How to represent a location of an object in an image mathematically?

40 Views Asked by At

So, let's say I have two matrices, $\mathbf{A}$ and $\mathbf{B}$, each of dimensions $l*l*256$. $\mathbf{B}$ is a warped version of $\mathbf{A}$. Which means there is some matrix, $\mathbf{H}$ (popularly called a homography matrix in the computer vision community) that allows me to map $\mathbf{A}$ to $\mathbf{B}$. Essentially, this means I have a feature map (as it's popularly known in the AI world) of dimensions $l*l$ and depth of $256$.
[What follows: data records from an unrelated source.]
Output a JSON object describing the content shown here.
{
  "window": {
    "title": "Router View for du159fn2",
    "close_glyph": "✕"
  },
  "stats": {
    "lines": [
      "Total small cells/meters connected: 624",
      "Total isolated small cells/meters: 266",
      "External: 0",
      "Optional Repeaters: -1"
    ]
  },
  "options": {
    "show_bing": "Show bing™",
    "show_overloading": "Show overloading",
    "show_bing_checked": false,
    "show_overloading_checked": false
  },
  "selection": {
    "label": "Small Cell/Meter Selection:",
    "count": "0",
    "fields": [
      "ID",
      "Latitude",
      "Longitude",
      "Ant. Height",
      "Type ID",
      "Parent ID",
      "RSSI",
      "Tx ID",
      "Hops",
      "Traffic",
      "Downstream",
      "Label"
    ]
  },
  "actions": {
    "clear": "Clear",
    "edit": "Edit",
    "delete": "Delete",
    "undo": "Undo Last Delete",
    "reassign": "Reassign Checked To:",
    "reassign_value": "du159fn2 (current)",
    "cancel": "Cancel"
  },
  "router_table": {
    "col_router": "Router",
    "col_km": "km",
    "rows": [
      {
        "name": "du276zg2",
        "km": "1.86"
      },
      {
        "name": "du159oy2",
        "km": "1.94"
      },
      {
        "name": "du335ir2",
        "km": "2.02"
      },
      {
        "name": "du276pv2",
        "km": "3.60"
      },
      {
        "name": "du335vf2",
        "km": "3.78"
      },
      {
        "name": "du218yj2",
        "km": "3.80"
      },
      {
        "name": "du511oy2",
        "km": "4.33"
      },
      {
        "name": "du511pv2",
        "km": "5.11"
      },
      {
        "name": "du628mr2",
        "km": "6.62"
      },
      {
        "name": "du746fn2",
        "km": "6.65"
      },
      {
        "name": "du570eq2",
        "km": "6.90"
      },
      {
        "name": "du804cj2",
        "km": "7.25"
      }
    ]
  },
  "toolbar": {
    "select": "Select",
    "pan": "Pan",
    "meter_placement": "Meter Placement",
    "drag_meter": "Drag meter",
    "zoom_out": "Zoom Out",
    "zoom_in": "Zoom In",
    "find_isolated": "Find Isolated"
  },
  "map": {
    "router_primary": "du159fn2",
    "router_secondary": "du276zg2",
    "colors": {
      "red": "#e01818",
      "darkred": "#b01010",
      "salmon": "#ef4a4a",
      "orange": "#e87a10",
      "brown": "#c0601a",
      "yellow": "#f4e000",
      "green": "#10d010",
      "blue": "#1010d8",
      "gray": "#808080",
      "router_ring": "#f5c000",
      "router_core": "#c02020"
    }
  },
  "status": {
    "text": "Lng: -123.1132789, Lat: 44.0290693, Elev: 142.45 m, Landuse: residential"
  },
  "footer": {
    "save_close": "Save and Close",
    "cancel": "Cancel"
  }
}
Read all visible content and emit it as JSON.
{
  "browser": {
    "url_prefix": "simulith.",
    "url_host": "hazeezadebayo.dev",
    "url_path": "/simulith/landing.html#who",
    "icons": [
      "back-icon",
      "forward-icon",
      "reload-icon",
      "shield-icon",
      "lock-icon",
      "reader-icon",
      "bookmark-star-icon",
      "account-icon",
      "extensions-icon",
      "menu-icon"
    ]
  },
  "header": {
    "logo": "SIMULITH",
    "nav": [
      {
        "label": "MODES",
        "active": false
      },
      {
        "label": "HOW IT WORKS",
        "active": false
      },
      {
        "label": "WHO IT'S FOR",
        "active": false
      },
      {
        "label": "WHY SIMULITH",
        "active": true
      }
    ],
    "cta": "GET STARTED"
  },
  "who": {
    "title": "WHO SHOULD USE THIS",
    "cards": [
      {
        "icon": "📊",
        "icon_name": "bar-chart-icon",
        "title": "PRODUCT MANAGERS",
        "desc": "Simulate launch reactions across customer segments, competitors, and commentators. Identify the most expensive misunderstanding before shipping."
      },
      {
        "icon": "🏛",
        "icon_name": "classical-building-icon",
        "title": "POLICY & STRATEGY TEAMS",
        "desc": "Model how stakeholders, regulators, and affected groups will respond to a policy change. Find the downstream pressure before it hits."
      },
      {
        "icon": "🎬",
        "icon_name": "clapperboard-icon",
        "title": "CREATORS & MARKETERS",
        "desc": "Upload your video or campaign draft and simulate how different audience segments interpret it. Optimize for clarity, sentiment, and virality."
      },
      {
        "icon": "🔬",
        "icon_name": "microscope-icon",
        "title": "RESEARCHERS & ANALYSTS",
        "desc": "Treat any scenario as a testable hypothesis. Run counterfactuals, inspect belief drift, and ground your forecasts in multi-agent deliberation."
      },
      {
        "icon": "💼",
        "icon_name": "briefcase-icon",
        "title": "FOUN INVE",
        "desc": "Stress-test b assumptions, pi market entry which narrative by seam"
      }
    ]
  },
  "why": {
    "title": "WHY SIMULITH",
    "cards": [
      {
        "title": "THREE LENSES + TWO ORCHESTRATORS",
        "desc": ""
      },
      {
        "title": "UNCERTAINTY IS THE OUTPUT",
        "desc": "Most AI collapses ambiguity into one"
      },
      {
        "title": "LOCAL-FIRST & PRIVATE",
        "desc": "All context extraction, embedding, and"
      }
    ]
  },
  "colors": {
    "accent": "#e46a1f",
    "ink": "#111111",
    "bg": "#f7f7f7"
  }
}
Now, let's say there are a set of pixel locations in $A$ that are "interesting." I call this set $K$, keypoints. If I apply my homography matrix to $k$ where $k \in K$, I get $k' = \mathbf{H}k$. I define $\mathbf{d_k}$ as a vector containing all the values of $\mathbf{A}$ along the third dimension at the pixel location of $k$. Likewise, $\mathbf{d_k'}$ represents all the values of $\mathbf{B}$ along the 3rd dimension at pixel location $k'$.

So finally, I'm defining a loss function as follows:

$$L = \frac{\sum^K_k{l_d(d_k, d_k')}}{|K|}$$ $$l_d(\mathbf{d}, \mathbf{d'}) = \text{max}(0, m_p - \mathbf{d^T}\mathbf{d'})$$

My questions are the following.

  1. How can I properly describe $d_k$ mathematically instead of having to be so verbose?
  2. Is everything else I stated also sound? Particularly when I'm bolding and not bolding things.

My explanation of this function will be reviewed by mathematically rigorous people. Hence, as much as scrutiny as possible would be appreciated.